The MAC unit performs a Multiply-Accumulate operation:
-
Inputs (A, B): BFloat16 (BF16)
- 1 Sign bit
- 8 Exponent bits
- 7 Mantissa bits
- Dynamic Range: ~1e-38 to ~3e38 (same as FP32)
- Precision: Lower than FP16, but sufficient for Deep Learning training/inference.
-
Accumulator (Result): FP32 (IEEE 754 Single Precision)
- 1 Sign bit
- 8 Exponent bits
- 23 Mantissa bits
- Purpose: Prevents overflow and precision loss during extended accumulation loops.
graph TD
subgraph Stage 1: Multiplication
A[Operand A (BF16)] --> M[Multiplier]
B[Operand B (BF16)] --> M
M --> P[Product Register (FP32)]
end
subgraph Stage 2: Accumulation
P --> Add[Floating Point Adder]
Acc[Accumulator Register] --> Add
Add --> Acc
end
subgraph Interface
Stream[8-bit Input Stream] --> Buffer[Input Buffers]
Buffer --> A
Buffer --> B
Acc --> Mux[Output Multiplexer]
end
- Sign Calculation: XOR of input signs.
-
Exponent Addition:
$Exp_A + Exp_B - Bias$ (127). -
Mantissa Multiplication:
$1.M_A \times 1.M_B$ (Implicit leading 1).- Checks for denormals (flush-to-zero).
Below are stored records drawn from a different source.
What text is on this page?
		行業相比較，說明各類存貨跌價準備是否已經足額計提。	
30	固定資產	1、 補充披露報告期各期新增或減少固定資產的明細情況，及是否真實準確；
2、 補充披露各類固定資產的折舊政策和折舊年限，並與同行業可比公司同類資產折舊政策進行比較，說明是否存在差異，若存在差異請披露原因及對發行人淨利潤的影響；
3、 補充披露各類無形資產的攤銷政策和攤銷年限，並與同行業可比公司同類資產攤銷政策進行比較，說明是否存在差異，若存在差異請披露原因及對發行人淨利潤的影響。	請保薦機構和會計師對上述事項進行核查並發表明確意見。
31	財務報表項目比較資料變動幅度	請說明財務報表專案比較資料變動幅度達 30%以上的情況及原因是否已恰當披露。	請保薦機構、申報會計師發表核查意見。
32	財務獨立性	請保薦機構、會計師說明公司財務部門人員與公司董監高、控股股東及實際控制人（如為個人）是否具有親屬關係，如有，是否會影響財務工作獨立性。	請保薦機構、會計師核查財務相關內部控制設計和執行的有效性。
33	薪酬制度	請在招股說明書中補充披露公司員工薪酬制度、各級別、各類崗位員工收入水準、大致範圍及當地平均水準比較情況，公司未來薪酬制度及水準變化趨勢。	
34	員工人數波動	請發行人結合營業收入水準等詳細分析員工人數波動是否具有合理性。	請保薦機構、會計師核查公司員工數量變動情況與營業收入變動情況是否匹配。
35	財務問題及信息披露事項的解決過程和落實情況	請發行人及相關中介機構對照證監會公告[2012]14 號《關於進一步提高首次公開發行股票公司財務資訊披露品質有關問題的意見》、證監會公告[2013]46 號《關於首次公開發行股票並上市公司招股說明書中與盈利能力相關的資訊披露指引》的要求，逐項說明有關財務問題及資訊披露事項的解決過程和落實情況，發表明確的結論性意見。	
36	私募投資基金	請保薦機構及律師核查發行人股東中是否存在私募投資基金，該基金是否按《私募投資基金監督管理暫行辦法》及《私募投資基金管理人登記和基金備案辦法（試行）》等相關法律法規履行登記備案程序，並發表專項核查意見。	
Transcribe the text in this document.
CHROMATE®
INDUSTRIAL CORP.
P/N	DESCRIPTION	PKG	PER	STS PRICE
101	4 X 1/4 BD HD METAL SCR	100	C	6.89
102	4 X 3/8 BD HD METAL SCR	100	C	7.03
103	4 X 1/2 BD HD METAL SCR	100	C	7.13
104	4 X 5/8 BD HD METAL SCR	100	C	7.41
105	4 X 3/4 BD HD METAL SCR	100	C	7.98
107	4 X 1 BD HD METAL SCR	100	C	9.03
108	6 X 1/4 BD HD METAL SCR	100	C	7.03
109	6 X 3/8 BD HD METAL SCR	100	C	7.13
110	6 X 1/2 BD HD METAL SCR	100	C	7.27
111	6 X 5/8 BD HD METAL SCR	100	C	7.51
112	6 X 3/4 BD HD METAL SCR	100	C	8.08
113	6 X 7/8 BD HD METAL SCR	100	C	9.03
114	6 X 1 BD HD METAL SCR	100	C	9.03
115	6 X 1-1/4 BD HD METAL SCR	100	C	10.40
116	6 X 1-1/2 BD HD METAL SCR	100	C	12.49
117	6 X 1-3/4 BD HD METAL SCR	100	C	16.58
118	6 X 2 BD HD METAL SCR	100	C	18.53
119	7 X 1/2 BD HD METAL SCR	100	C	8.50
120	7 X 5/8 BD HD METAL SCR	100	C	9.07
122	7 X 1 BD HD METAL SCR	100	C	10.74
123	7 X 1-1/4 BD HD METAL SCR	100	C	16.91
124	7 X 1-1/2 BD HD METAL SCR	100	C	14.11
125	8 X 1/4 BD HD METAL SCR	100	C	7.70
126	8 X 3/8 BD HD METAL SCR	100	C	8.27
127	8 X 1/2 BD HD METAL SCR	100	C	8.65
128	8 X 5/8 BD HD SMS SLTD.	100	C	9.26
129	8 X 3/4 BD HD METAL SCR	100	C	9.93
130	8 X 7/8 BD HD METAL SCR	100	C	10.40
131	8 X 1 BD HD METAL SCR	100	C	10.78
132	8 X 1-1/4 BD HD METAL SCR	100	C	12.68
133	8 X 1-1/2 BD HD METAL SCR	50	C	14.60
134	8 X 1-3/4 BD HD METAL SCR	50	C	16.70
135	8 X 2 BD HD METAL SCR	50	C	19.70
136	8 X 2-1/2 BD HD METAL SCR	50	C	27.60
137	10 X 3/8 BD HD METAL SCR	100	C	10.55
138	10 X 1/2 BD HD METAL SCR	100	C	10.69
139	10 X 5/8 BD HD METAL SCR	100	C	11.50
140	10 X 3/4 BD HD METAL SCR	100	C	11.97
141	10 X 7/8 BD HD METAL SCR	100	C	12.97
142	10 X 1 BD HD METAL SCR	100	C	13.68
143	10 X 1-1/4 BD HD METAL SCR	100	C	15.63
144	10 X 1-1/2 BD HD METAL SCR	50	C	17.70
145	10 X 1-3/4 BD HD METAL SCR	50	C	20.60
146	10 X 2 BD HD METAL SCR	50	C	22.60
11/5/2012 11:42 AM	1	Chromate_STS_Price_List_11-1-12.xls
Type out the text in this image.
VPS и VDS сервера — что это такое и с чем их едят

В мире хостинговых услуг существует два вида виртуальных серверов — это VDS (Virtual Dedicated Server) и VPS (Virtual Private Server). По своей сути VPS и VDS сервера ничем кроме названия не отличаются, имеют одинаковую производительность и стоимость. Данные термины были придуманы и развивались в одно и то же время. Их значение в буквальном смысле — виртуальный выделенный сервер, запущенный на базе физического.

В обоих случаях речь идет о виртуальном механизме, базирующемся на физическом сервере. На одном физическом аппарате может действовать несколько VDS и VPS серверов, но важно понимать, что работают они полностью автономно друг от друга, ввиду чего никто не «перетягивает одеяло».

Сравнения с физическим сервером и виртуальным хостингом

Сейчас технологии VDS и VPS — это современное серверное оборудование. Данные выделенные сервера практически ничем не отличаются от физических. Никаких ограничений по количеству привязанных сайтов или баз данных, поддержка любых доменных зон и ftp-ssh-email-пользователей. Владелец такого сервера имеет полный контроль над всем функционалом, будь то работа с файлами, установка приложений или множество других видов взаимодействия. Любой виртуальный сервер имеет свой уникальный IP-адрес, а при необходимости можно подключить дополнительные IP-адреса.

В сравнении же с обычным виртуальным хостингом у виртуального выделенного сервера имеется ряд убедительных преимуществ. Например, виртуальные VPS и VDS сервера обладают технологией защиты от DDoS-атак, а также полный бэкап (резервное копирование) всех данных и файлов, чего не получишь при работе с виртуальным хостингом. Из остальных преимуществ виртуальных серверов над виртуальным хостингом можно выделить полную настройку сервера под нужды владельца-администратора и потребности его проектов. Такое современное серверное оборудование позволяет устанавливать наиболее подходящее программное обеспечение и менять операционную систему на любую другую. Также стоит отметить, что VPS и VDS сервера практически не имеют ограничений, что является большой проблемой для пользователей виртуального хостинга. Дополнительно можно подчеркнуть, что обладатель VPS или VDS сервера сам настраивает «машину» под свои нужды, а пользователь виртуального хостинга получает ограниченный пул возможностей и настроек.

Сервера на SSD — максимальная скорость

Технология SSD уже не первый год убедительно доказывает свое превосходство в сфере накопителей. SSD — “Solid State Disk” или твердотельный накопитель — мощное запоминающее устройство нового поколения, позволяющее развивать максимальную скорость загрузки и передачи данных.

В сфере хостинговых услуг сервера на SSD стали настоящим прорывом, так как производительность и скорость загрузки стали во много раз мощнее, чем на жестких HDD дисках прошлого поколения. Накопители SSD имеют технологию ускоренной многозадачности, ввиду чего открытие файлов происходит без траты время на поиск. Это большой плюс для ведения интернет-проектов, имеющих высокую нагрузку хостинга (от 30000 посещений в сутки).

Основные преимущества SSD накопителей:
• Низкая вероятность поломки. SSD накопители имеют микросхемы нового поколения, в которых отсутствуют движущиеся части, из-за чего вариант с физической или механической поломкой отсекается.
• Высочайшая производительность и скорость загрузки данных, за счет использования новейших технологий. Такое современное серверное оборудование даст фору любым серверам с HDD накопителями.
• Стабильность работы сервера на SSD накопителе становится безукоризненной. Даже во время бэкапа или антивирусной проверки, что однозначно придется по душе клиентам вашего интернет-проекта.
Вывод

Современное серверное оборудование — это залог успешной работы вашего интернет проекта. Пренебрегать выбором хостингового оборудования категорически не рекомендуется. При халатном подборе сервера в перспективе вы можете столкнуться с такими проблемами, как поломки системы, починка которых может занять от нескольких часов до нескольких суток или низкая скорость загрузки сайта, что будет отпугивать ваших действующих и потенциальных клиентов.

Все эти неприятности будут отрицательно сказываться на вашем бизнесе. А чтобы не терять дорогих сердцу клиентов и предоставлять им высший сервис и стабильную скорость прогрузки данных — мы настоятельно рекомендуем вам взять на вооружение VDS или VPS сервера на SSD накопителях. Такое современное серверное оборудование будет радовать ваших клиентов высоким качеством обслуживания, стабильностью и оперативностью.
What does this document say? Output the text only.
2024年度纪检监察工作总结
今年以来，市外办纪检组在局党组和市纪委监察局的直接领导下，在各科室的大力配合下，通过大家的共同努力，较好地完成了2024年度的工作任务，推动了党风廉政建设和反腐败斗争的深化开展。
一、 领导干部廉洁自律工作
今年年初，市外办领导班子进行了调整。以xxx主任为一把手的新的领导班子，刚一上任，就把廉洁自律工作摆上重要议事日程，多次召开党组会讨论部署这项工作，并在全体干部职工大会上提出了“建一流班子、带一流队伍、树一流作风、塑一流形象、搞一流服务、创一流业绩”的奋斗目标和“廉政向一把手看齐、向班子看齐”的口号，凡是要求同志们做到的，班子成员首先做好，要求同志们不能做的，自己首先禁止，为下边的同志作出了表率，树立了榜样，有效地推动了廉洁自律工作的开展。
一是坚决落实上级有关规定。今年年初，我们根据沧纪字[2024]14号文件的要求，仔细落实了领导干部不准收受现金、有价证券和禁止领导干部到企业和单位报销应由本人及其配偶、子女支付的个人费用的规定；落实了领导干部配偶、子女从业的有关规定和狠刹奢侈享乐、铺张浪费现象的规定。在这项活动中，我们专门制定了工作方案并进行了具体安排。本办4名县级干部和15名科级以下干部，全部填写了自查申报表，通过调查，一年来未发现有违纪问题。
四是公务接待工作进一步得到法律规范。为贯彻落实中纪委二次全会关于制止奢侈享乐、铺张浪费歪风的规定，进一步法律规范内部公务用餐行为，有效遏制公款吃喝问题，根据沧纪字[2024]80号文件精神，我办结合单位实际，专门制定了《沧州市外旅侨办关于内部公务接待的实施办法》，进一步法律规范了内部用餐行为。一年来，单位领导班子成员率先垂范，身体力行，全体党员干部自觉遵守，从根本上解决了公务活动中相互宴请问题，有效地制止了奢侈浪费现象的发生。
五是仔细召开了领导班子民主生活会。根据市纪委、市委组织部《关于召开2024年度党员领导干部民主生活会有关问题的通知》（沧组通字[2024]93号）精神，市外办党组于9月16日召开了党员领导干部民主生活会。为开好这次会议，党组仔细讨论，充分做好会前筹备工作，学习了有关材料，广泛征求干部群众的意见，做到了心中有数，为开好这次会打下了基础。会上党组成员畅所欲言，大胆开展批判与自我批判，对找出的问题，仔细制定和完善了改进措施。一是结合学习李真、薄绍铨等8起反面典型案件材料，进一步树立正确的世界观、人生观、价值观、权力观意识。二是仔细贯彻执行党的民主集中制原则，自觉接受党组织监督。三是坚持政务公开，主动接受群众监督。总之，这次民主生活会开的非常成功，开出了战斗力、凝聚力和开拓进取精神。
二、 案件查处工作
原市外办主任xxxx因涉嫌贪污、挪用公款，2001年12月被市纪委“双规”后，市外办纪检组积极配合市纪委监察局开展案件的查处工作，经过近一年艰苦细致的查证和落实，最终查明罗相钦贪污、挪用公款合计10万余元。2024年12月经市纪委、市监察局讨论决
- Normalizes result if needed.
- Output: 32-bit Product (promoted to FP32 format).
- Alignment: Aligns the smaller number's mantissa to match the larger exponent.
- Addition/Subtraction: Adds or subtracts mantissas based on sign.
- Normalization: Shifts result to restore implicit leading 1.
- Handles status flags (Overflow, Underflow).
- updates the internal 32-bit Accumulator register.
Due to the limited I/O pins (8 inputs, 8 outputs) on the TinyTapeout template, a 4-cycle streaming protocol is used.
| Cycle | Bits [7:0] | Description |
|---|---|---|
| 0 | A[7:0] |
Lower byte of Operand A |
| 1 | A[15:8] |
Upper byte of Operand A |
| 2 | B[7:0] |
Lower byte of Operand B |
| 3 | B[15:8] |
Upper byte of Operand B (Triggers Compute) |
The 32-bit result is time-multiplexed over 2 phases:
| Phase | uo_out |
uio_out |
Description |
|---|---|---|---|
| 0 | Res[7:0] |
Res[15:8] |
Lower 16 bits of Accumulator |
| 1 | Res[23:16] |
Res[31:24] |
Upper 16 bits of Accumulator |
- Area: Optimized for
< 0.12 mm²to fit within a single TinyTapeout tile. - Timing: 2-stage pipeline ensures valid paths for 50 MHz operation.
- Power: Uses localized clock gating (implicit via enable signals) to reduce dynamic power.